Женщина решительно мотнула головой.

– Нет. Это опасно. Он всем расскажет.

– Я попрошу, чтобы не рассказывал.

– Он все равно расскажет.

Мужчина вдруг сник.

– Да, расскажет…

Она привычно взяла его руку, нашла пульс.

– Ты плохо себя чувствуешь? Сердце колотится…

– Да… да… сделай укол…

Ночью он неслышно поднялся из своего подземелья, прокрался к комнате постояльцев, постоял у двери… Из комнаты не доносилось ни звука… Постояльцы спали. Мужчина осторожно дотронулся до ручки и нажал на нее. Дверь была закрыта изнутри.

И опять он не знал, что бы сделал, если бы дверь оказалась открытой…

Часть вторая УТРО, ПОЛДЕНЬ, ВЕЧЕР

1

Меня разбудило осторожное постукивание в окно, словно кто-то пытался проникнуть внутрь комнаты, но делал это непрофессионально. Еще ни разу не просыпался я от таких странных звуков, может быть, только в детстве, когда в нашем старом доме в морозные ночи начинали охать и скрипеть половицы. Я приподнялся на локте, ощущая давно забытое детское чувство страха.

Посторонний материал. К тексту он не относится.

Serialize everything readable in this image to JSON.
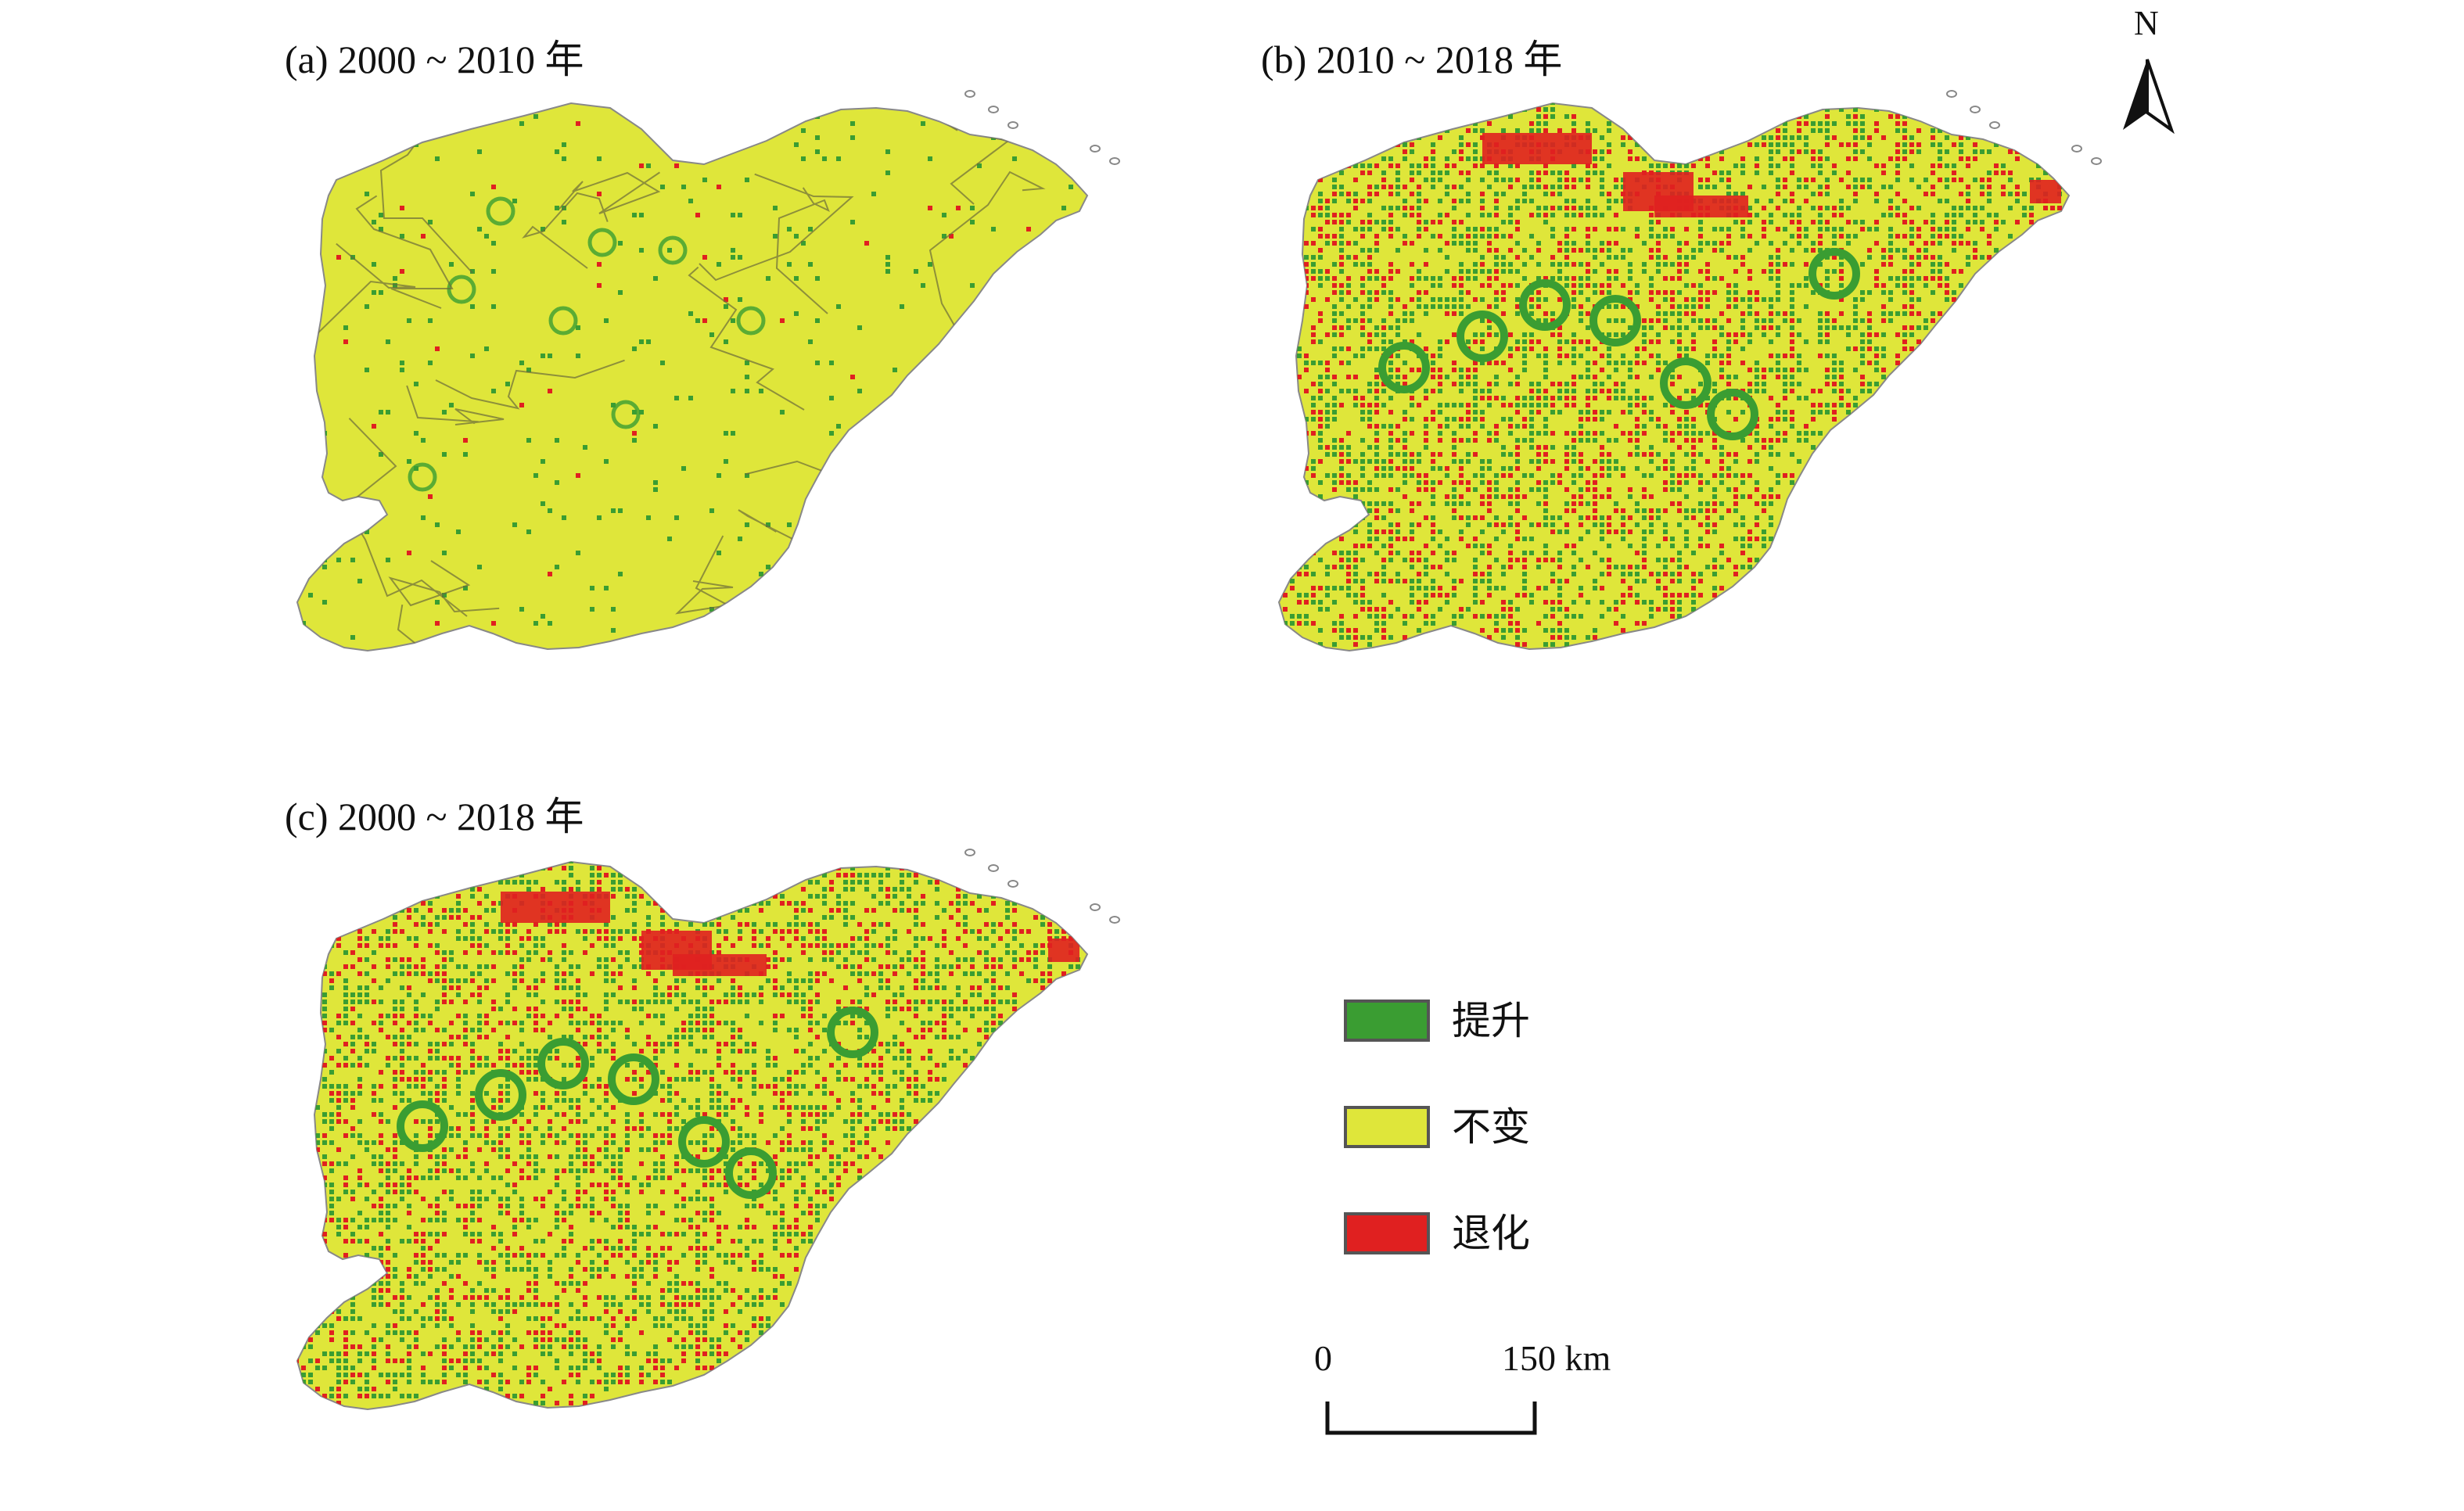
{
  "panels": [
    {
      "id": "a",
      "title": "(a) 2000 ~ 2010 年",
      "green_density": 0.04,
      "red_density": 0.006
    },
    {
      "id": "b",
      "title": "(b) 2010 ~ 2018 年",
      "green_density": 0.3,
      "red_density": 0.22
    },
    {
      "id": "c",
      "title": "(c) 2000 ~ 2018 年",
      "green_density": 0.3,
      "red_density": 0.2
    }
  ],
  "legend": {
    "items": [
      {
        "label": "提升",
        "color": "#3a9d32"
      },
      {
        "label": "不变",
        "color": "#dfe63a"
      },
      {
        "label": "退化",
        "color": "#e02020"
      }
    ]
  },
  "scale_bar": {
    "start_label": "0",
    "end_label": "150 km"
  },
  "north_arrow": {
    "label": "N",
    "icon": "north-arrow-icon"
  },
  "colors": {
    "unchanged": "#dfe63a",
    "improved": "#3a9d32",
    "degraded": "#e02020",
    "boundary": "#6b6b3a",
    "coast": "#888888"
  }
}
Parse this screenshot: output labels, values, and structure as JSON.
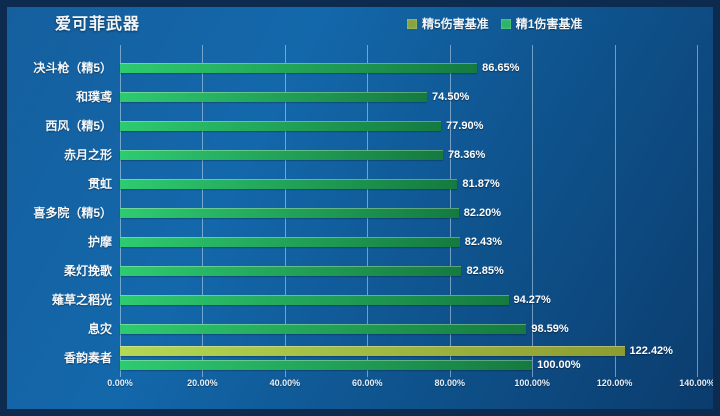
{
  "title": "爱可菲武器",
  "legend": {
    "items": [
      {
        "label": "精5伤害基准",
        "color": "#87a53c"
      },
      {
        "label": "精1伤害基准",
        "color": "#2eb368"
      }
    ]
  },
  "chart_data": {
    "type": "bar",
    "orientation": "horizontal",
    "title": "爱可菲武器",
    "xlabel": "",
    "ylabel": "",
    "xlim": [
      0,
      140
    ],
    "x_ticks": [
      "0.00%",
      "20.00%",
      "40.00%",
      "60.00%",
      "80.00%",
      "100.00%",
      "120.00%",
      "140.00%"
    ],
    "grid": true,
    "legend_position": "top-right",
    "categories": [
      "决斗枪（精5）",
      "和璞鸢",
      "西风（精5）",
      "赤月之形",
      "贯虹",
      "喜多院（精5）",
      "护摩",
      "柔灯挽歌",
      "薙草之稻光",
      "息灾",
      "香韵奏者"
    ],
    "series": [
      {
        "name": "精5伤害基准",
        "color_start": "#b3d855",
        "color_end": "#8d9c31",
        "values": [
          null,
          null,
          null,
          null,
          null,
          null,
          null,
          null,
          null,
          null,
          122.42
        ]
      },
      {
        "name": "精1伤害基准",
        "color_start": "#2ecb70",
        "color_end": "#157a40",
        "values": [
          86.65,
          74.5,
          77.9,
          78.36,
          81.87,
          82.2,
          82.43,
          82.85,
          94.27,
          98.59,
          100.0
        ]
      }
    ],
    "value_labels": [
      "86.65%",
      "74.50%",
      "77.90%",
      "78.36%",
      "81.87%",
      "82.20%",
      "82.43%",
      "82.85%",
      "94.27%",
      "98.59%",
      "122.42%",
      "100.00%"
    ]
  },
  "colors": {
    "background_start": "#155f9e",
    "background_end": "#0b3c6d",
    "frame_border": "#0d2b4e",
    "gridline": "rgba(195,218,240,0.55)",
    "text": "#ffffff"
  }
}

В окно стучала лапой сосна-подросток. Ее огромная мохнатая мама, стоя за спиной дочки, подталкивала ее, словно поощряя безобразничать, а сама тоже шуршала и стучала лапами по крыше. На улице было солнце, но лишь один зайчик пробился сквозь мохнатую семейку и сейчас скакал и резвился по желтому, чисто отскобленному полу.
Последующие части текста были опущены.